Compiled this table, not sure if it's any useful. I guess the right path would be to learn
- The standard library
- Numpy
- Scipy, in particular stats
- Pandas / polars
- Statsmodels
- Scikit-learn
- uv
and then other packages depending on the target domain.
R | Python |
---|---|
base & utils | |
Vector algebra (%*% , matrix() , solve() , ...) |
numpy |
Descriptive statistics (mean() , sd() , ...) |
numpy, scipy.stats, statistics |
System / OS (Sys.* , sessionInfo() , ...) |
os, sys, subprocess, platform |
Debugging (browser() , debug() , ...) |
breakpoint(), pdb.runcall, pdb.set_trace |
stat | |
Probability distributions (d*() , p*() , ...) |
scipy.stats |
RNG (r*() , sample() , ...) |
random, numpy.random, scipy.stats |
Linear / Generalised models (lm() , anova() , ...) |
statsmodels, sklearn.linear_model |
Statistical tests (t.test , wilcox.test , ...) |
statsmodels.stats |
Time series (arima() , acf() , ...) |
statsmodels.tsa |
Smoothing / interplation (smooth() , spline() , approx() , ...) |
scipy.interpolate, statsmodels.nonparametric |
Clustering (kmeans() , hclust() , ...) |
scipy.cluster, sklearn.cluster |
Optimisation (optim() , nlm() , ...) |
scipy.optimize |
Spectral analysis (fft() , filter() , ...) |
numpy.fft, scipy.signal |
Density estimation (density() , ...) |
scipy.stats.gaussian_kde, statsmodels.nonparametric |
Contingency tables (xtabs() , ...) |
pandas.crosstab, statsmodels.stats.contingency_tables |
Power analysis (power.t.test() , ...) |
statsmodels.stats.power |
Factor analysis (princomp() , factanal() , ...) |
sklearn.decomposition, factor_analyzers |
tidyverse | |
cli | rich, click, tqdm |
dplyr, tidyr | pandas, polars, siuba, ibis |
dbplyr | siuba, sqlalchemy, ibis |
forcats | pandas.Categorical, enum |
ggplot2 | plotnine, seaborn |
httr | requests, httpx, urllib |
jsonlite | json, ujson, orjson, pandas |
lubridate | pandas, pendulum |
modelr | scikit-learn |
purrr | itertools, functools, map(), zip(), ... |
readr | pandas, polars |
rvest & xml2 | bs4, xml, lxml, requests, scrapy |
stringr | str, re |
tidymodels | |
tidymodels | scikit-learn, pycaret |
Other | |
arrow | pyarrow |
data.table | dask |
furrr | multiprocessing, joblib, ray, dask, concurrent, asyncio |
slider | pandas.rolling, numpy.lib.stride_tricks, bottleneck, pandas-ta |
testthat | pytest, unittest |
devtools | uv, pip, importlib |
roxygen | sphinx, mkdocs |
plumber | fastapi, flask |
targets | dagster, airflow, prefect, kedro, mlflow, wandb, dvc |
fs | pathlib |
logger | loguru, logging |
zoo / xts / tsibble | pandas |
forecast | Nixtla, darts |
tidyquant | quantlib |
TTR, quantmod | pandas-ta |
quantstrat | zipline |
In their Academy courses Posit teaches pandas, plotnine, and statsmodels (I'm an Academy mentor - but I am not speaking on behalf of Posit here).
But I think there is widespread agreement among Academy mentors that polars is better (but re-designing a course takes time).
Personally I have a preference for seaborn (for exploratory visualizations).
And I would add on scikit-learn for supervised and unsupervised learning, and PyTorch for AI. Though that's research; I read somewhere that Tensorflow is more popular with developers (?).
If you are also doing mapping and/or spatial analysis, geopandas.
I would also add on R's data.table
maps to Python's dask
, for working with large csv (non-parquet) datasets.
Thank you for your input!
Re polars & pandas: I personally like polars' syntax more, and it used to be faster than pandas.

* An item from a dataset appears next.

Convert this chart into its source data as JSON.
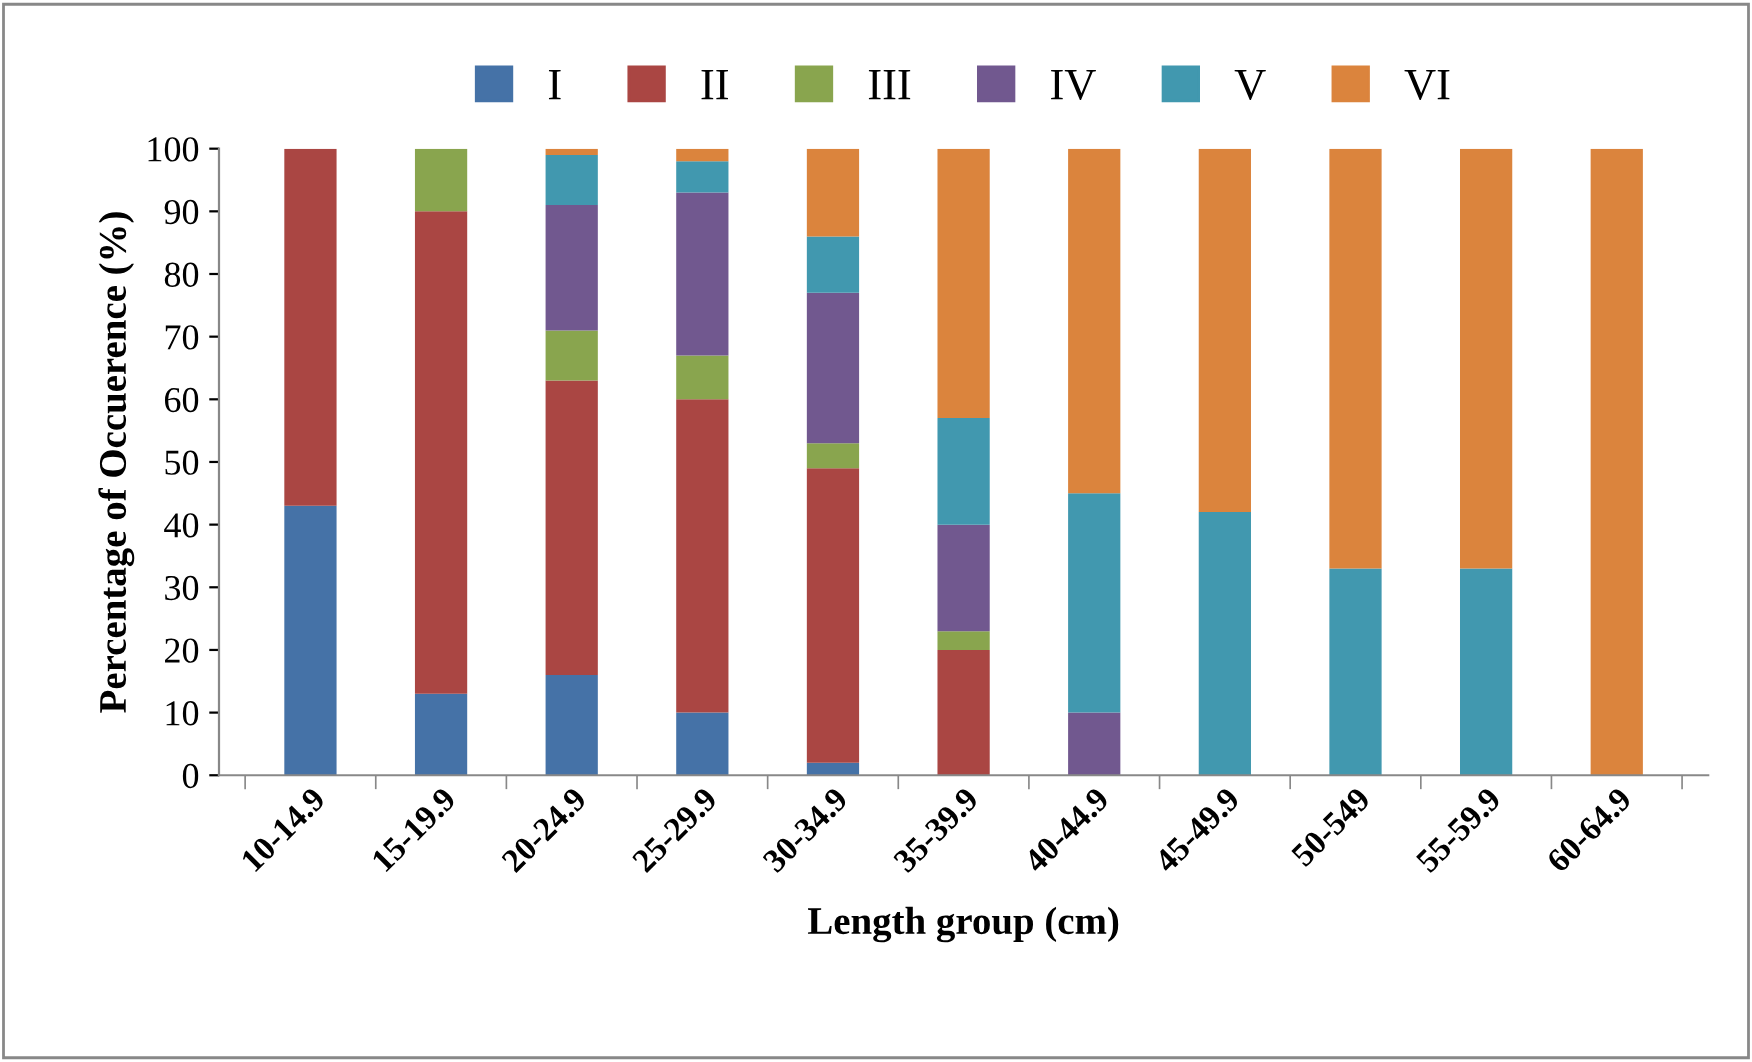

However, with recent improvements pandas isn't that much slower (I only have anecdotal evidence to support this...), and the syntax argument doesn't seem decisive:
- Just because there's so much pandas code around, it helps being able to understand the pandas API
- The strongest selling point of dplyr isn't the elegance of the syntax - which polars to some extent mimics - but the possibility to translate it into SQL and run virtually everywhere. polars IIRC only offers a local number crunching backend.